Blackstone Public School
  • This name and the rationale were provided by members of the local community.
Blackstone is the best neighbourhood and it shows the location of the school. It is the community name. The stone represents nature. Most people are very aware of the neighbourhood of Blackstone. While it was named by a builder almost all the homes and lots surrounding the school and in the neighbourhood have been pre-sold so naming the school won’t act as a pseudo/free marketing campaign for the builders. It celebrates the community we are a part of. Our beautiful neighbourhood is named Blackstone and what a unique name for a school it could be.

Chimaanen (Little Canoe) Public School (Chimaanen - Pikwakanagon dialect)
  • This name and the rationale were provided by Nopiming Inini Chip McHugh, Algonquin and an Ohiskwabawis.
This name reflects both the children and the land on which the school sits. It is an Algonquin name when spelt in English is Chimaanen, with the word meaning Little Canoe. The school is located less than a block from a pond which connects to a creek (Monohan Drain Creek, which leads to the Jock River which flows to the Rideau River, which flows to the Ottawa River. The little canoe is representative of young students on their journey of learning. Out of respect for the Elders, and to be in good relationship with the Algonquin Anishinaabe people who offered this name, we should accept it, as a small step towards reconciliation.

Little Eagle Public School
  • This name and the rationale were provided by Albert Dumont, Algonquin Elder.
By including the name Little the name reflects the elementary age students that will be attending this school. The rationale behind the eagle is that it is a symbol of strength and is held in high regard. The eagle soars higher, sees further than any other bird and is the bravest.

Little Pine Public School (Shingwaakons - Kitigan Zibi dialect)

  • This name and the rationale were provided by Albert Dumont, Algonquin Elder.
By including the name Little the name reflects the elementary age students that will be attending this school. The pines in the Algonquin Territory are some of the strongest, straightest and tallest. Their branches are longer facing the east welcoming each new day as a new beginning. They are a resource and can be used for sustenance.

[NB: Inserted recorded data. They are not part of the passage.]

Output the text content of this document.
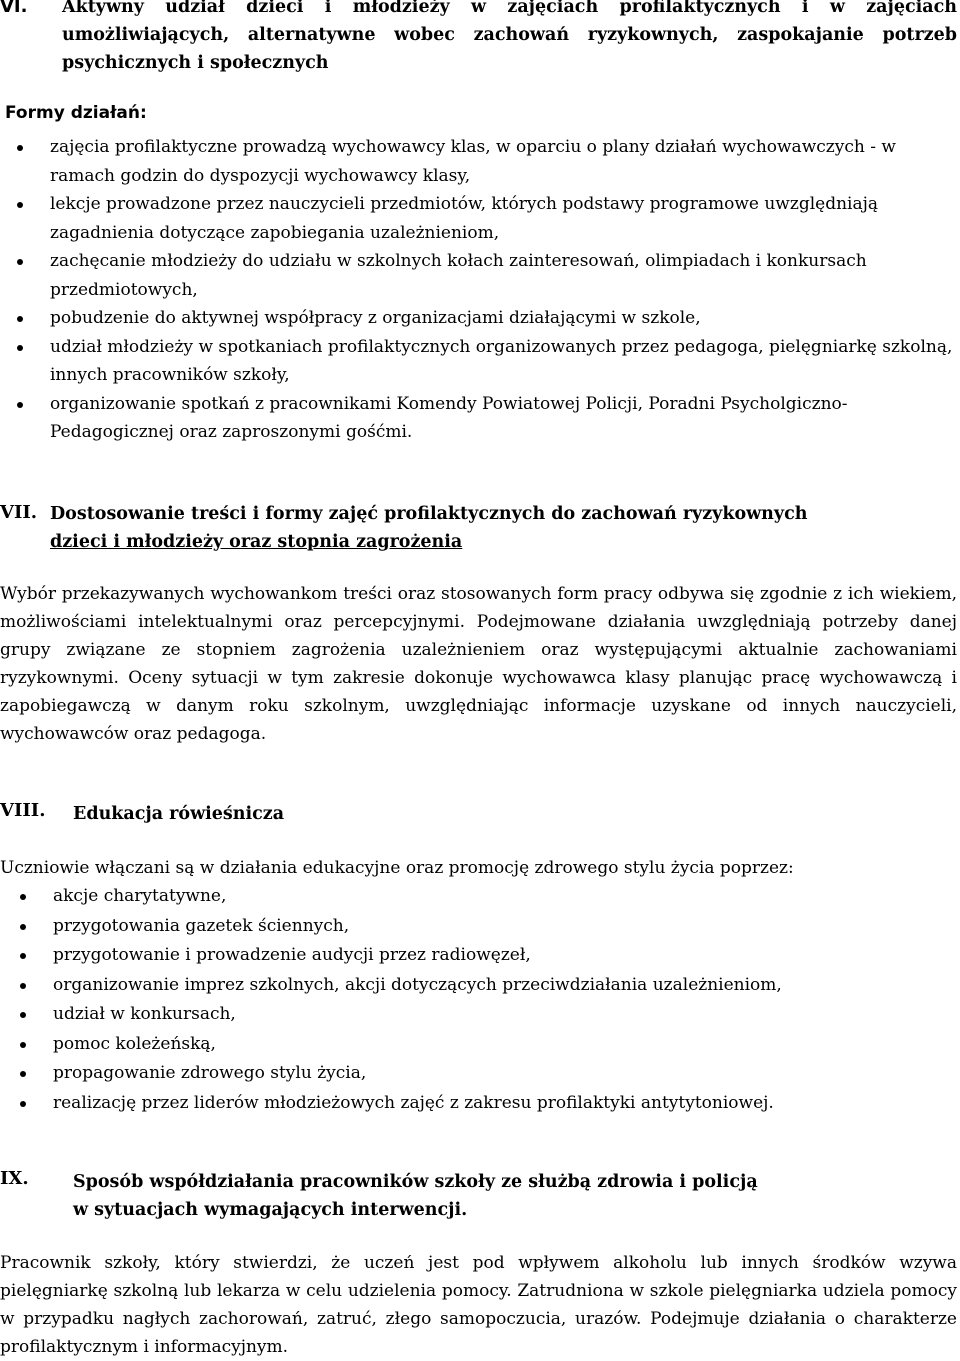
VI. Aktywny udział dzieci i młodzieży w zajęciach profilaktycznych i w zajęciach umożliwiających, alternatywne wobec zachowań ryzykownych, zaspokajanie potrzeb psychicznych i społecznych
Formy działań:
zajęcia profilaktyczne prowadzą wychowawcy klas, w oparciu o plany działań wychowawczych - w ramach godzin do dyspozycji wychowawcy klasy,
lekcje prowadzone przez nauczycieli przedmiotów, których podstawy programowe uwzględniają zagadnienia dotyczące zapobiegania uzależnieniom,
zachęcanie młodzieży do udziału w szkolnych kołach zainteresowań, olimpiadach i konkursach przedmiotowych,
pobudzenie do aktywnej współpracy z organizacjami działającymi w szkole,
udział młodzieży w spotkaniach profilaktycznych organizowanych przez pedagoga, pielęgniarkę szkolną, innych pracowników szkoły,
organizowanie spotkań z pracownikami Komendy Powiatowej Policji, Poradni Psycholgiczno-Pedagogicznej oraz zaproszonymi gośćmi.
VII. Dostosowanie treści i formy zajęć profilaktycznych do zachowań ryzykownych
dzieci i młodzieży oraz stopnia zagrożenia

Wybór przekazywanych wychowankom treści oraz stosowanych form pracy odbywa się zgodnie z ich wiekiem, możliwościami intelektualnymi oraz percepcyjnymi. Podejmowane działania uwzględniają potrzeby danej grupy związane ze stopniem zagrożenia uzależnieniem oraz występującymi aktualnie zachowaniami ryzykownymi. Oceny sytuacji w tym zakresie dokonuje wychowawca klasy planując pracę wychowawczą i zapobiegawczą w danym roku szkolnym, uwzględniając informacje uzyskane od innych nauczycieli, wychowawców oraz pedagoga.

VIII. Edukacja rówieśnicza

Uczniowie włączani są w działania edukacyjne oraz promocję zdrowego stylu życia poprzez:

akcje charytatywne,
przygotowania gazetek ściennych,
przygotowanie i prowadzenie audycji przez radiowęzeł,
organizowanie imprez szkolnych, akcji dotyczących przeciwdziałania uzależnieniom,
udział w konkursach,
pomoc koleżeńską,
propagowanie zdrowego stylu życia,
realizację przez liderów młodzieżowych zajęć z zakresu profilaktyki antytytoniowej.
IX.	Sposób współdziałania pracowników szkoły ze służbą zdrowia i policją
w sytuacjach wymagających interwencji.

Pracownik szkoły, który stwierdzi, że uczeń jest pod wpływem alkoholu lub innych środków wzywa pielęgniarkę szkolną lub lekarza w celu udzielenia pomocy. Zatrudniona w szkole pielęgniarka udziela pomocy w przypadku nagłych zachorowań, zatruć, złego samopoczucia, urazów. Podejmuje działania o charakterze profilaktycznym i informacyjnym.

Morning Star Public School (Ojigkwanong)
  • This name and the rationale were provided by members of the local community.
Morning Star is in honour of Chief William Commanda. He was named Ojigkwanong by his mother because he was born under the Morning Star, a symbol of enlightenment and vision. He lived a life dedicated to learning and teaching. Described as a man who was humorous, kind, intelligent, dignified, and open, Commanda lived the changes he wished to see. His life's mission was dedicated to a "Circle of All Nations" in which the races would all join in racial harmony but he was also committed to aboriginal self-determination and often made Canadian politicians uncomfortably aware of their failure to honour their obligations to native peoples and protection of the land.